Thursday, September 11, 2008

Flash of Genius

Dir - Marc Abraham

Viewed: From the Balcony

[I'll be sending in a couple of reviews away from RFC HQ-US today and tomorrow. Pardon the appearance until I get a chance to fix them up.]

When you tell someone you saw a movie about the guy who invented the intermittent windshield wiper you might get a crooked, bemused look coming back at you. But as unlikely as it might sound, this story of how our wipers learned to be more like eyelids is an absorbing David and Goliath of Detroit story (if David were more of an unstable obsessive, that is). Bob Kearns (Greg Kinnear) is driving his family home from church in a light rain when the requisite flash of genius occurs. The rain isn't heavy enough to keep the wiper blades from causing that annoying sound of dry rubber running against the glass. But it is the early 60s and the wipers on cars are only set to one speed. Being a doctor of engineering, Bob heads down to his basement and it doesn't take too long before he has a prototype he calls The Kearns Blinking Eye that allows the driver to set the speed of the wiper blades. Soon enough he has the attention of Ford who along with the rest of the Big 3 have been trying to crack this nut for some time. Unfortunately for Ford, Bob wants to manufacture the Blinking Eye himself. They go so far as to ask him for a price, but once he submits the Blinking Eye for Washington's approval (wipers are a safety device) the cat's out of the bag and Bob is given the old high hat by Ford. Like the song goes, the Big 3 stole his baby.

This results in a sharp decline in Bob's sanity and he rapidly hits rock bottom because a rock bottom must be achieved if this is to be a bio-movie, but Flash of Genius refreshingly gets this out of the way sooner than later when he is helped off a bus by state police as he mumbles about being invited to the White House to see the vice president. Most of this is your standard bio-movie stuff, there's no reinvention or particularly surprising twists going on. The inventor taking on the Big 3 stuff we've seen, perhaps with a bit more zing, in Coppola's Tucker, the disturbed genius bit we've seen with more stylistic flourishes in A Beautiful Mind and let's not forget Capra and Mr. Smith Goes to Washington. But nonetheless, Flash of Genius pulls you in and keeps your interest as you hope for the best for Bob as he pulls himself back from the brink and continues his endless fight for what's rightfully his. As the years go by and his family leaves him and his lawyer quits because he refuses to accept any monetary settlements Ford throws his way, you begin to doubt him. You start to see him like a domesticated version of one of Herzog's mad men or like the latter years of Lenny Bruce without all the smack; boxes of patent laws and useless paperwork from Ford begin to form a shelter around him.

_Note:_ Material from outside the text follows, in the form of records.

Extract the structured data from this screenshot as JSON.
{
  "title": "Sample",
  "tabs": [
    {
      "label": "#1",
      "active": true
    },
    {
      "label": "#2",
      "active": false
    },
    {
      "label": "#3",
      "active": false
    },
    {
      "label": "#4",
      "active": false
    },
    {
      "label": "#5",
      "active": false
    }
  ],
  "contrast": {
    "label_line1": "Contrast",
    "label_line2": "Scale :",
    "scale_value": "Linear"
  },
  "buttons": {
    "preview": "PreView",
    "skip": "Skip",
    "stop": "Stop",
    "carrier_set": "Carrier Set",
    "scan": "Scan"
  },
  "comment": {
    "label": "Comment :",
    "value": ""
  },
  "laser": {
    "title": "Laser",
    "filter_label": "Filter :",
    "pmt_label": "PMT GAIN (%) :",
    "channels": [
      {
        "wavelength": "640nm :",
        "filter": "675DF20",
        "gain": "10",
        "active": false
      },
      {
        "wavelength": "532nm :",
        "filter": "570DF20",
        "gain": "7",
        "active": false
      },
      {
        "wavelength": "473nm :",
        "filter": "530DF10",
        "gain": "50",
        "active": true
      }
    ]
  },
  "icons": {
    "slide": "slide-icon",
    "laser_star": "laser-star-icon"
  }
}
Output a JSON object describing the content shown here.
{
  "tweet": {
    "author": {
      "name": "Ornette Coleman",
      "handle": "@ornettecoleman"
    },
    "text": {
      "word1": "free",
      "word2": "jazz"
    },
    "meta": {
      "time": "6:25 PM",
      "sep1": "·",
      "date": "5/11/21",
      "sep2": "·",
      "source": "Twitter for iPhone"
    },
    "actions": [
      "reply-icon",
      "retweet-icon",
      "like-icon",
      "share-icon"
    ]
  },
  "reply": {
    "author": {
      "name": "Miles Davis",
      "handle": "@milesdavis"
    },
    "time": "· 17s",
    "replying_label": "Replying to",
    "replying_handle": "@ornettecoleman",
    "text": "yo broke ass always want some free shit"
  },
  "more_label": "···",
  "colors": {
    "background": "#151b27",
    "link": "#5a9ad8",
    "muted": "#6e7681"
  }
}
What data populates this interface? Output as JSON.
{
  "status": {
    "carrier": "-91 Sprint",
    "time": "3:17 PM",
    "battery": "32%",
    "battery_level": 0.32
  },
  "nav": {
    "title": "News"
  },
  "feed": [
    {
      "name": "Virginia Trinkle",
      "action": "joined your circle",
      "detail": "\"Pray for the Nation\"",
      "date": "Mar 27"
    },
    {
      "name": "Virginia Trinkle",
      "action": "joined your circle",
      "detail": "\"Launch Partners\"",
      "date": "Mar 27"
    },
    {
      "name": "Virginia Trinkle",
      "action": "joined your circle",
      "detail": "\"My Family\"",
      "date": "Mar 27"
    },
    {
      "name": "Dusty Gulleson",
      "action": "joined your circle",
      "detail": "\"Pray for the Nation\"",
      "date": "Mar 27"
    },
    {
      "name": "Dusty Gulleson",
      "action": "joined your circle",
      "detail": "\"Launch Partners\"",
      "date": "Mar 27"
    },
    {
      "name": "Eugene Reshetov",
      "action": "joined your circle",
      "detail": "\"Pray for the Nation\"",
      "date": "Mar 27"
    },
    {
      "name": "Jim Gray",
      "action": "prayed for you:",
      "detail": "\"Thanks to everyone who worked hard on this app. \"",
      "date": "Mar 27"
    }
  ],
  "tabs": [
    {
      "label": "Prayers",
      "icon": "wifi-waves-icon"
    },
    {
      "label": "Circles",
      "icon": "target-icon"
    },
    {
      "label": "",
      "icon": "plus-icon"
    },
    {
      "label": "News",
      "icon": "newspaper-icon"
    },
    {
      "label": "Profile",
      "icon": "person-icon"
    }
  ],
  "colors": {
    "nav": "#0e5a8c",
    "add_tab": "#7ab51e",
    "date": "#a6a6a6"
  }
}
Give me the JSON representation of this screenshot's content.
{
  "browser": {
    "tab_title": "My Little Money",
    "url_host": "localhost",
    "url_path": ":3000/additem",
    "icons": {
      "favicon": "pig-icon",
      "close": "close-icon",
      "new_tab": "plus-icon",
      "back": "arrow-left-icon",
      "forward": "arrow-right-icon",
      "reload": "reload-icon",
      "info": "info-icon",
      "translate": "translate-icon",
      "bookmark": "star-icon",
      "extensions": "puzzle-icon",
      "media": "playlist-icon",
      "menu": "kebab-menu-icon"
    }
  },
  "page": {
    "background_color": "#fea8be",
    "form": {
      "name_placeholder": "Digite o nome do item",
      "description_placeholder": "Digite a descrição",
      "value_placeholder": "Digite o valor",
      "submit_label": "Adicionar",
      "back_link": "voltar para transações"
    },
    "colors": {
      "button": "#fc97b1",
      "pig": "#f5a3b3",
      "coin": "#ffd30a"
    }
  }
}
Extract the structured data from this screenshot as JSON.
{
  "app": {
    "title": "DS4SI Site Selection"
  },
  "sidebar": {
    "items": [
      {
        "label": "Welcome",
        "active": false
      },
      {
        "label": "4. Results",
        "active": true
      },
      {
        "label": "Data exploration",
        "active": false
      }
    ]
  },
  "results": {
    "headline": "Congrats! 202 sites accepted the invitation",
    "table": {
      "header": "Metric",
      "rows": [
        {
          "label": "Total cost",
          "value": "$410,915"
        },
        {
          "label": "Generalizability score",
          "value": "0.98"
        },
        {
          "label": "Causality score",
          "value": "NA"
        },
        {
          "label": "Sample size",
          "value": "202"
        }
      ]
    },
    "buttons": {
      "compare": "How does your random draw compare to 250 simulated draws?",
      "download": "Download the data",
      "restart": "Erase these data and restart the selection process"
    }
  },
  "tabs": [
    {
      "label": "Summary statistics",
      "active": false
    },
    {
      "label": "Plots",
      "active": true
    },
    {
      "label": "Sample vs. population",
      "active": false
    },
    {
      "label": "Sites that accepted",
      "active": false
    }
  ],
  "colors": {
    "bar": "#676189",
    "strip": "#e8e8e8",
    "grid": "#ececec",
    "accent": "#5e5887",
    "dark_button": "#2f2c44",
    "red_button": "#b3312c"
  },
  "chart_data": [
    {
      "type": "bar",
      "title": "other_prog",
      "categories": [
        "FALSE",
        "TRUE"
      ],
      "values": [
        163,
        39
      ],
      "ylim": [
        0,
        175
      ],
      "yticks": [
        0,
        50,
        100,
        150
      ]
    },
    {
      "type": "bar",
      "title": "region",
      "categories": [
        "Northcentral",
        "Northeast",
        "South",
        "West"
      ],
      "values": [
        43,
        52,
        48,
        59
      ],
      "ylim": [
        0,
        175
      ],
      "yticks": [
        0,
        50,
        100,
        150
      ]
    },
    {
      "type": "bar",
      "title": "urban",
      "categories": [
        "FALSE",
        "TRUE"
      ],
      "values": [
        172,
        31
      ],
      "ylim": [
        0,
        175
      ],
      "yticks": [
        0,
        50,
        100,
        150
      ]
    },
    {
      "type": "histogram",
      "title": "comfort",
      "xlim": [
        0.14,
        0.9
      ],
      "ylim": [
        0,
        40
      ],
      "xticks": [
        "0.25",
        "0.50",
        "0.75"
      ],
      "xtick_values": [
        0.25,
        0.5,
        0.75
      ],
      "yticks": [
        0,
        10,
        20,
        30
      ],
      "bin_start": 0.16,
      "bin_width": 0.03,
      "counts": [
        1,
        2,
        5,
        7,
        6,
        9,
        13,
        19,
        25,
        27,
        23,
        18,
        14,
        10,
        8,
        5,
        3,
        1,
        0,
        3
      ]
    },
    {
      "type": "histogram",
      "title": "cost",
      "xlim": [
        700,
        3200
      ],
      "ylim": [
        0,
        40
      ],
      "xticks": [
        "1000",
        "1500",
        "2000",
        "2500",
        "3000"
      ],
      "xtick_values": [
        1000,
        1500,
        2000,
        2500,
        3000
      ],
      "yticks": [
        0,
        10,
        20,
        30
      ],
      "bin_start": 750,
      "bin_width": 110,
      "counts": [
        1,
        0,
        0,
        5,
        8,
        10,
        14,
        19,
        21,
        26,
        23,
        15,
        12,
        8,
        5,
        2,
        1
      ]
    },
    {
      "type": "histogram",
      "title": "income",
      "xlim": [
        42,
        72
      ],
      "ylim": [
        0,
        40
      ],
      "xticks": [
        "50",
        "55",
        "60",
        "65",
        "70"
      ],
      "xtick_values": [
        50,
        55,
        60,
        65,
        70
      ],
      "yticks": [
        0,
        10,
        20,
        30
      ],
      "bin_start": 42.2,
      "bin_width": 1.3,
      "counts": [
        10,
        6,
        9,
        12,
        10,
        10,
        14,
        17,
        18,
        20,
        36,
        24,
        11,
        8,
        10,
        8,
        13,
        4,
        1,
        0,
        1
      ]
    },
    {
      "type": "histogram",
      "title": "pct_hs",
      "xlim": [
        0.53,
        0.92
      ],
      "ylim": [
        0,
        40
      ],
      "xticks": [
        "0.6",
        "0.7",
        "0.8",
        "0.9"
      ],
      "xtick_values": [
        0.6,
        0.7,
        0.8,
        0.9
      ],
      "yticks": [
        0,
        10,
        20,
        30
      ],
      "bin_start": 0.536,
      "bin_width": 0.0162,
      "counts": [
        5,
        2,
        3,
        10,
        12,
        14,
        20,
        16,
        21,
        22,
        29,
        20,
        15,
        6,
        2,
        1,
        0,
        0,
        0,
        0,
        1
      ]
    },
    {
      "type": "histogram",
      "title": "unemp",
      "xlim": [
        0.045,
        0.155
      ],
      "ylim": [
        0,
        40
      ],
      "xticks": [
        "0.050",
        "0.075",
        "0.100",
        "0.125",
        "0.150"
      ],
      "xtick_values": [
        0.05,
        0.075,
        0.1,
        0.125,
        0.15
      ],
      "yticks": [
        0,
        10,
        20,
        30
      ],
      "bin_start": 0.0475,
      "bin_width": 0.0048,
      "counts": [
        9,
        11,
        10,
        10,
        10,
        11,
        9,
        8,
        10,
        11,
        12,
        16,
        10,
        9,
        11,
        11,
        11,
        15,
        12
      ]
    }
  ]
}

This all leads to a courtroom showdown that takes place some 15 years after the first meeting with Ford. Little by little Bob has been able to win back his children who've helped him prepare his case and Bob serves as his own counsel for the proceedings with his oldest son at his side. This last third of the movie makes up for some of the more rote parts in the middle by providing some earned and authentically touching moments with Bob getting his friends and family to rally behind him after years of being ostracised. If anyone's had a damaged dad that's been separated from the family there will be many a heartstring tugged during the course of this movie. And as far as courtroom action goes there's some good scenes here even if Bob as his own counsel is played for laughs a little too much.

The solid performances are what pull this above being another yawn filled biography picture. Kinnear has made a nice career for himself by taking odd-ball roles in small pictures like this. This kind of dementia beneath the wholesome surface kind of part is where he excels, much like his Bob Crane in Auto-Focus. It's good also to see Mitch Pileggi here playing to his strengths as the evil face of Ford's greed. Alan Alda is welcome in any picture and it's a testament to Bob's obsessiveness that he can sit across the table from him and not heed his words. I'm pretty sure I'd be helpless against Alan Alda's when he's trying to convince me of absolutely anything. And the list goes on: Daniel Roebuck, Lauren Graham, Dermot Mulroney -- all underused actors that know how to do the most with the material their given. I'm pretty sure all you'll hear about when this movie gets out there is the quirky idea of a movie about windshield wipers and Kinnear as a possible Oscar nominee. The movie has more to offer than just his performance, it is certainly a crowd pleaser, half the audience was cheering during the court scenes and gave a hearty round of applause when the credits came up at the end, but at it's heart it is a simple family drama. It's a bit clumsy at times, falls into those bio-movie pitfalls with a thud, and about 15 minutes too long, but the movie ended up winning me over.